According to preliminary results from their annual survey of 1,600 employers, Mercer expects employee health care benefit costs to increase by 5.4% next year. You will likely see these costs via higher monthly premiums during your organization’s open enrollment period.
Fortunately, there are some things you can do to to mitigate the impact of rising costs and fewer benefits.
Understand your health insurance needs
This means spending some time estimating what your health care costs over the last few years were and planning for any major life changes in the year ahead (e.g. potential new job, pregnancy or elective surgeries).
Once you do this, look at the plans offered by your employer and see which ones best meets your needs without the expensive extras you are not likely to use. If you are in a two worker/income household then do the same exercise with your spouse’s open-enrollment packet to see which plan offers the best value.
This was my situation and based on a comparing our employer plans, we saved over $50 per month on our premiums by getting medical coverage via my company, but dental, vision and FSA through my wife’s plan.
Consider moving to a consumer-directed health plan (CDHP) with Health Savings Account (HSA) to deal with higher deductibles
More employers are nudging workers toward high-deductible health plans because they cost less — about 15 to 20 percent less than a P.P.O. or an H.M.O. — and they force employees (consumers) to take more responsibility for their health care.
To offset the higher deductibles employers are providing a HSA to offset the higher deductible (e.g. if the deductible is $5000, employers many contribute $1000 to a HSA).
If you spend all the money in the health savings account, you then have to dip into your own pocket to pay your medical bills until you exhaust the deductible. But if you don’t spend the money, it stays in the account for next year’s expenses.
So compare the cost (using an average for yourself and family over the last 3 years) to determine is a regular plan or a HSA based plan is a better option for you. If you are relatively healthy then a employer subsidized HSA based plan could be the better option than your standard plan.
Take advantage of wellness or get fit programs offered during or shortly after open enrollment. Most employer sponsored plans now offer some kind of monetary discount if plan participants partake in some kind of fitness program or demonstrate they are taking actions to stay in shape (normally determined through a questionnaire).
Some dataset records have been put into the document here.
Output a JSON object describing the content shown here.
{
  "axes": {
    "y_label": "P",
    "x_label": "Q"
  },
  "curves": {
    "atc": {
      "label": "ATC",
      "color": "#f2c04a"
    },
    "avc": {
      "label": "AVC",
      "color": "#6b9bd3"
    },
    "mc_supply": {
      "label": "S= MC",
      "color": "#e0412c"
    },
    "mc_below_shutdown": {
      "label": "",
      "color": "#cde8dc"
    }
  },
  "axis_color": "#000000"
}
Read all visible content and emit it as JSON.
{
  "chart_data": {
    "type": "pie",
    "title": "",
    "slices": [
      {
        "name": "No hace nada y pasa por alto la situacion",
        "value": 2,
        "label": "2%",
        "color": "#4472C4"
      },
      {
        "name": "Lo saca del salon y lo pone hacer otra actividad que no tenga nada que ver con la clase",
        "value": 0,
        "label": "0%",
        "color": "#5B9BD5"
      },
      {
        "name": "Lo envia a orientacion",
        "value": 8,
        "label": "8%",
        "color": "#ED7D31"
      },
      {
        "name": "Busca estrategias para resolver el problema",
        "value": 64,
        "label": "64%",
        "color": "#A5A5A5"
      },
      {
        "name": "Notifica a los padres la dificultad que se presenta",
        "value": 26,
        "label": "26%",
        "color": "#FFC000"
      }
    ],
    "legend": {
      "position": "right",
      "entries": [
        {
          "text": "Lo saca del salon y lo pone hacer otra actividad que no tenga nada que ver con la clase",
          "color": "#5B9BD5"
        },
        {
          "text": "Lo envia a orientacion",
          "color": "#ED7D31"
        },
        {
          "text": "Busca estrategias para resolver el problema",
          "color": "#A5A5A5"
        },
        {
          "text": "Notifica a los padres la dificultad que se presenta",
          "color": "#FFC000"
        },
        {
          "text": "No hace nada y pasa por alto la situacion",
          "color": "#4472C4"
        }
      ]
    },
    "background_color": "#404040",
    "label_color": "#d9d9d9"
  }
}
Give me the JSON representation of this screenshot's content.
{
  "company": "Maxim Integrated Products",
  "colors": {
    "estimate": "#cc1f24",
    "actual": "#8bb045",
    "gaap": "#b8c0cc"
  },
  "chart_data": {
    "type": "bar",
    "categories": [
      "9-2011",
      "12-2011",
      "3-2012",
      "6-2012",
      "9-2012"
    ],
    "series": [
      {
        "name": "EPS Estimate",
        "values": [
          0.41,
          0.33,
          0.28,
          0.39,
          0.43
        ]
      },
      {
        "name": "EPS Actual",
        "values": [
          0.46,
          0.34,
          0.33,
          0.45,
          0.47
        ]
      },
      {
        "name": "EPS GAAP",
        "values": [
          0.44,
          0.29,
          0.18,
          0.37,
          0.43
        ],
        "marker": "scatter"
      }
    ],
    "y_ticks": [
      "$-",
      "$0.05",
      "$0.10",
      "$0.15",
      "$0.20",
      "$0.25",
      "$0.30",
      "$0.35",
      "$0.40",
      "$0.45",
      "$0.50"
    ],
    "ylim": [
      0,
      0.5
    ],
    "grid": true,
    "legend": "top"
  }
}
The reason is simple: healthy people are less likely to get seriously sick and so the insurance company has to pay out less. Employers, benefit from healthy employees due to higher productivity (less sick days for example) and it also decreases the amount of money they spend on health coverage.
So if you can take advantage of these programs, do so. It is good for your well-being, employer and your wallet.
Boost your medical flexible spending account contributions. If your employer is increasing deductibles and co-payments for your health insurance, as many are, then it’s a good idea to put more money into your flexible spending account (3,000 to $5,000 max per year).
Because your FSA contributions avoid income and Social Security taxes, you can save 35% or more compared with spending after–tax money on these medical expenses. But you must use the money by December 31 (or March 15 of the following year, in some plans) or lose it.
Look at external plans. For folks in smaller companies this may be a better option than what their employer offers. Particularly because you can mix and match your health coverage and deductible choices to more closely meet your coverage needs and budget.
Your best bet is to go to top insurance portals like eHealthInsurance to get free quotes from multiple providers based on health care options you want.
My final tip, and most important in the long term, is to educate yourself about health insurance options and all the key terminology/concepts.
Not only will it save you money in choosing the best option, it will help during the year when dealing with doctors, hospitals and billing staff when trying to figure how much you will or should pay for medical services.
A good place to start is the educational information offered by your company and their insurer (online or via open enrollment meetings). Understand and learn what the basic terms mean.
Co-payments vs.co-insurance? How does my deductible work? What is an “out of pocket maximum” and when does it apply? Be sure you understand “‘in-network” versus “out of network”.
Seeking services “out of network” is often the source of denials or increased share of costs (co-insurance) paid by you.
Again, don’t be shy or embarrassed – a lot of people don’t really understand their health insurance and end up paying too much and/or not taking advantage of the benefits their plans can offer.
Always ask questions if you are not sure of certain concepts and particularly before seeing a medical professional to ensure you are adequately covered.